PorkPiePassion · Accepted Answer

Saw this a bit late but ive been down this road way too many times with old SQL wrappers. Honestly, just dumping the raw schema into the prompt is usually a recipe for disaster because legacy DBs have those weird naming conventions that mess with the models logic. In my experience, building a shim layer is way more effective than fine-tuning. I usually write high-level python functions that act as a simplified interface, and then I just expose those to the agent. It keeps the context window clean and prevents those hallucination issues you're seeing. Lately, I switched to Anthropic Claude 3.5 Sonnet API for this stuff and its tool-use is just way more robust. It handles ambiguity way better than GPT-4o in my testing. Also, definitely try an error-correction loop where you feed the tool error back to the agent... it usually fixes itself on the second try without you needing a separate planner agent.

ypdlggvvrv · Answer

Man, I totally feel your pain. I tried building a tool-use agent for a local warehouse last month and unfortunately, just dumping a schema into the prompt was not as good as expected. I had issues with the model hallucinating table names that werent even there... it was super frustrating. I really wanted it to work out of the box but it just didnt.

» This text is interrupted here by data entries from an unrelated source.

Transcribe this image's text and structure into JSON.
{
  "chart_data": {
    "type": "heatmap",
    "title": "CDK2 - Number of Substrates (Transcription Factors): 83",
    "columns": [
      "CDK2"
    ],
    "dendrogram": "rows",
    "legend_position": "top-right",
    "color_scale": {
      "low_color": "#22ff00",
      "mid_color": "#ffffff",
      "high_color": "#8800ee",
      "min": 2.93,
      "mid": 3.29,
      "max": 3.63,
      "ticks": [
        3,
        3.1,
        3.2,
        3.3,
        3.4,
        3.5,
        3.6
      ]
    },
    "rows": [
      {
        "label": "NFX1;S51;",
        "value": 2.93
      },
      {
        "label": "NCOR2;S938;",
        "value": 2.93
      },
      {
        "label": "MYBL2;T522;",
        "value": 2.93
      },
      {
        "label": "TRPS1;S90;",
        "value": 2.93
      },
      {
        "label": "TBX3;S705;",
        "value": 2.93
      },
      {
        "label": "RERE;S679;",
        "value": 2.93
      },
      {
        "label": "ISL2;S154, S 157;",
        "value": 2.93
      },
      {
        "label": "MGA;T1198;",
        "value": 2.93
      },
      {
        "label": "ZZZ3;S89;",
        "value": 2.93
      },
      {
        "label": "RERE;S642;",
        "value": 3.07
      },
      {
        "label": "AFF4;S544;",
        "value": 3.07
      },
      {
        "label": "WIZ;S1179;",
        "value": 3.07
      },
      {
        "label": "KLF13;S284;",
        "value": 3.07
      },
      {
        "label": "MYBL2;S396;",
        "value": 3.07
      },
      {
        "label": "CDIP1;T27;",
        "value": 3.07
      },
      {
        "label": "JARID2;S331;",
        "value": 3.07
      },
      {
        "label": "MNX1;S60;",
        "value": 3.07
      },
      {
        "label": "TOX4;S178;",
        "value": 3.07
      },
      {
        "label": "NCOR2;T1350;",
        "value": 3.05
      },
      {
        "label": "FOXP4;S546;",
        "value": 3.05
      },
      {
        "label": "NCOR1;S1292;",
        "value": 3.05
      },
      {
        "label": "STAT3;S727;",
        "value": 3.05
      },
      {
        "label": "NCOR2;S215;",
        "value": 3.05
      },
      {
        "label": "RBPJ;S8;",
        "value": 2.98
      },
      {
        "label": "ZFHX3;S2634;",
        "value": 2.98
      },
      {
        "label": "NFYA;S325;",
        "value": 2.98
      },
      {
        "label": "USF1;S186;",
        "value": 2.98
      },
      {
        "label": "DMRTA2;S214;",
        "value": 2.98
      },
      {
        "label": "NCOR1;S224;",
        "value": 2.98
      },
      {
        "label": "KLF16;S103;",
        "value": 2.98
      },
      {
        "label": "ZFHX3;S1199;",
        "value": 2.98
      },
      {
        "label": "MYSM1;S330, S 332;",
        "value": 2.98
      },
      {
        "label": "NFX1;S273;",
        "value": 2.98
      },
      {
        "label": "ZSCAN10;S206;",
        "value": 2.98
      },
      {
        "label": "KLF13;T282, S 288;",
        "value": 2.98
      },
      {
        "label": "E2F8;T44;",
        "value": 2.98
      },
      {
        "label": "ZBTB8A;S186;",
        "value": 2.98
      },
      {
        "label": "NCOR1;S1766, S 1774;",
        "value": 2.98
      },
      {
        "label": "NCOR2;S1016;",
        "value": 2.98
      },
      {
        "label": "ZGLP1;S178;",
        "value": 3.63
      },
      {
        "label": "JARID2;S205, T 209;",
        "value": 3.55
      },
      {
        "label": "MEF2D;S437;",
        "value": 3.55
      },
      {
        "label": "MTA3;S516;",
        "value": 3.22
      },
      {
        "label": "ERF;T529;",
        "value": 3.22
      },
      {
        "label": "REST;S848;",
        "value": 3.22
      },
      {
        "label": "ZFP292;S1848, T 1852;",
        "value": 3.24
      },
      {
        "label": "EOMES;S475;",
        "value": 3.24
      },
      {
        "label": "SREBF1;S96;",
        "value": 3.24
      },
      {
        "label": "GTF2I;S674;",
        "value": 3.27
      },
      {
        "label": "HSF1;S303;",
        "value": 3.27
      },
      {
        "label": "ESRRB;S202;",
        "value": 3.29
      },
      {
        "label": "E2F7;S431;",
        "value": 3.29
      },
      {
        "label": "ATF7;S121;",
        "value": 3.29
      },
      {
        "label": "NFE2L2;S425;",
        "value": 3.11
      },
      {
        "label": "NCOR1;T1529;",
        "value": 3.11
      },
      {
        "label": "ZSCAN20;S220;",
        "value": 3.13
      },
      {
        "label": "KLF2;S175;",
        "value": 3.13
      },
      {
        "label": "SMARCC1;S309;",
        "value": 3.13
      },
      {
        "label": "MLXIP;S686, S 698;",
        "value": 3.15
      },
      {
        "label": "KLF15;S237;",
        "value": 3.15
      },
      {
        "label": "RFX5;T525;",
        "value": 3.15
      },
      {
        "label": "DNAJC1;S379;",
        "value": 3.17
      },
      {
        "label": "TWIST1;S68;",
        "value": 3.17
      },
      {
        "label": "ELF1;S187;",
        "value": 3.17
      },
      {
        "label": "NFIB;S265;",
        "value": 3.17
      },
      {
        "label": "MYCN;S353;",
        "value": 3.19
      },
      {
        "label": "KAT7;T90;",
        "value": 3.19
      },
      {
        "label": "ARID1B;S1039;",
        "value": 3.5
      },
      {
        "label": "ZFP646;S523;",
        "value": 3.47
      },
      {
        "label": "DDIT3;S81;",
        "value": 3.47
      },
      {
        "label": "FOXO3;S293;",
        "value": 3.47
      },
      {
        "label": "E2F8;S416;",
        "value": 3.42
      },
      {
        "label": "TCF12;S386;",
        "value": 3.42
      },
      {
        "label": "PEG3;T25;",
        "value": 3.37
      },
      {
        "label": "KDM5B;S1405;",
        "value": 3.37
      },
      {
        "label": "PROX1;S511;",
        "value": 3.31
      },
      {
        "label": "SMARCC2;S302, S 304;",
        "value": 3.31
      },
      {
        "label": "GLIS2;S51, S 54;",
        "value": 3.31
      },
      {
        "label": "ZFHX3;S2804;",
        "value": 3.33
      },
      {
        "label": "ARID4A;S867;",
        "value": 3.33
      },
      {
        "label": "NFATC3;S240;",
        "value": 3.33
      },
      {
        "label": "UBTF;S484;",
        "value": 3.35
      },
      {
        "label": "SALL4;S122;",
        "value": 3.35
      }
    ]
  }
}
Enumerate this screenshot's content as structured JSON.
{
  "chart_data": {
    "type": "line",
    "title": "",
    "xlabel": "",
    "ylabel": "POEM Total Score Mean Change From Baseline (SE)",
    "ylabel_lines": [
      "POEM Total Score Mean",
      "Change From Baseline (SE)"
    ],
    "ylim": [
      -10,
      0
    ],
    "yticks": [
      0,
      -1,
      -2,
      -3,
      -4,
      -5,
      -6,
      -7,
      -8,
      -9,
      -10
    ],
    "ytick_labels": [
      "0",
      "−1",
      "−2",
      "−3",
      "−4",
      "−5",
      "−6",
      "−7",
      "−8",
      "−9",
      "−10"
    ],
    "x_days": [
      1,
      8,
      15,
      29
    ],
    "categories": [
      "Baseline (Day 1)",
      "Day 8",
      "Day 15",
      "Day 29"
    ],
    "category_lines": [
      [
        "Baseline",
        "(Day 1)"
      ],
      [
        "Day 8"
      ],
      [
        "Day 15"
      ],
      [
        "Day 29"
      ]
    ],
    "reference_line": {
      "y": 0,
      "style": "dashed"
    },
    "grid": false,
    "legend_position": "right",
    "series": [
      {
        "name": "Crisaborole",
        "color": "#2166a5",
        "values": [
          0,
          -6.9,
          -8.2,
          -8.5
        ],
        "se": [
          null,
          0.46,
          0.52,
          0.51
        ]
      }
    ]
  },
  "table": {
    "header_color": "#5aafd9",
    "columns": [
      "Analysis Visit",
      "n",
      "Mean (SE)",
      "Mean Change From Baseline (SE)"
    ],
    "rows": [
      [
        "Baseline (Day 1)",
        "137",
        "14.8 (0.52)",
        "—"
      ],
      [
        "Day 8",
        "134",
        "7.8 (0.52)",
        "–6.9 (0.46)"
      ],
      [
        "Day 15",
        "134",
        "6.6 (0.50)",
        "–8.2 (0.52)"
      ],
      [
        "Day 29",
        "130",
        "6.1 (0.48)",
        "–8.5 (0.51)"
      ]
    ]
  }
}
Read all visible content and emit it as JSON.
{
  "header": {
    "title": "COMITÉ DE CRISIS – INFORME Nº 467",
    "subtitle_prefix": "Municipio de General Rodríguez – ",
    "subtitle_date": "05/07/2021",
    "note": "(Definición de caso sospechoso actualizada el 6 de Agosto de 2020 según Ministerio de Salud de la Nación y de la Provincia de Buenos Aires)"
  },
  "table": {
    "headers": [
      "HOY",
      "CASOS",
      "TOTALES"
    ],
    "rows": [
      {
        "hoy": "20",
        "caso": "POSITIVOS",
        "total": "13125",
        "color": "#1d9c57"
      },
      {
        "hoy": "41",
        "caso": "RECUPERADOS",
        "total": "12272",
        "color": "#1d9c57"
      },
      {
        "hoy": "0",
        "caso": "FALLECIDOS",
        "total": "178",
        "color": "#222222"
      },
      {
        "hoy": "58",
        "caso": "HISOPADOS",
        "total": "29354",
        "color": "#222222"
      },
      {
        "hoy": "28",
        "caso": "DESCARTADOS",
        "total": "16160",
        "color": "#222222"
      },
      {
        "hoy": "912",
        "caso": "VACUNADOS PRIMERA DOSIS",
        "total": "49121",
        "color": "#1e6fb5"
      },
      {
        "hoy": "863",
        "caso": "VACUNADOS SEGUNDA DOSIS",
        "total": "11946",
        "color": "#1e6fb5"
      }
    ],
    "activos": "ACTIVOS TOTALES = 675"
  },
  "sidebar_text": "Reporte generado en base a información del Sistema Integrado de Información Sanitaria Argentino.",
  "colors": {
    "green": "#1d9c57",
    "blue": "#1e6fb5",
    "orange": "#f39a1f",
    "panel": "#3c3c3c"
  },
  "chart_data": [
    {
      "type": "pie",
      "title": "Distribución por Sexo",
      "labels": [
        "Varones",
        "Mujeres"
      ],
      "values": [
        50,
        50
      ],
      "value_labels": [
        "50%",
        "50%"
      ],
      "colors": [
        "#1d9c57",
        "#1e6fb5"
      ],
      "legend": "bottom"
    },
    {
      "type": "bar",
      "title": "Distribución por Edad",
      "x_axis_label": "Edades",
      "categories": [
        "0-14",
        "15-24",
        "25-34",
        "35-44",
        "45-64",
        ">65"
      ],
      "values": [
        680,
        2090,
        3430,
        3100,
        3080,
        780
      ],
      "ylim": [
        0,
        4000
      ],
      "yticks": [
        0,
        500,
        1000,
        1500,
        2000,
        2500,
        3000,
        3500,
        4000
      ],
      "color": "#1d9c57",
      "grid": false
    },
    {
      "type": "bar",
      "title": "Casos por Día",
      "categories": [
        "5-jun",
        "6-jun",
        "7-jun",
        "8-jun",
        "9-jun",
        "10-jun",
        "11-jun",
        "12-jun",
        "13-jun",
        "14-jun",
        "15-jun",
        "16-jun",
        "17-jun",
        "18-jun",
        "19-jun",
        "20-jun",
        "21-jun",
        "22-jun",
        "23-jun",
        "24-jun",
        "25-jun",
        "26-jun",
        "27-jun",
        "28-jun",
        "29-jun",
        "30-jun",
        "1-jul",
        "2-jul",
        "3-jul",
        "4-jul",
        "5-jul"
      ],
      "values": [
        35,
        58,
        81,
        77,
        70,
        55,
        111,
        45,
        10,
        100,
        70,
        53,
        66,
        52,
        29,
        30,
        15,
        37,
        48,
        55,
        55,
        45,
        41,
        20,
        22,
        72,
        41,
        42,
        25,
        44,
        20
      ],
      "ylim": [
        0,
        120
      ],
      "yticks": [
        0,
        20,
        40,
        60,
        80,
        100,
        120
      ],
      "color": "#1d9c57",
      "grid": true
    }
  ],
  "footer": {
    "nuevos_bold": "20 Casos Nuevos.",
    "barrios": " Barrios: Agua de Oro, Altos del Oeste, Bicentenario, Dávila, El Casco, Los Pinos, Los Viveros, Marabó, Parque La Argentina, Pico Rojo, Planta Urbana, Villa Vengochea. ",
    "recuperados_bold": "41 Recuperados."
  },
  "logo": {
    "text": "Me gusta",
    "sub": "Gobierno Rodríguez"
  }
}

Heres what I found actually helps:

Upgrade to OpenAI GPT-4o High-Intelligence Model because its native tool-calling is way more robust for legacy stuff than the older versions.

Use a middle-ware layer like LangChain LangGraph Framework to force a validation step before the tool actually executes.

Give the model a tiny dictionary of what the legacy terms actually mean in plain English so it stops guessing. Dont give up tho! Its a steep learning curve but you will get it. If you need more help with the specific prompt structure or how to set up the validation, just let me know!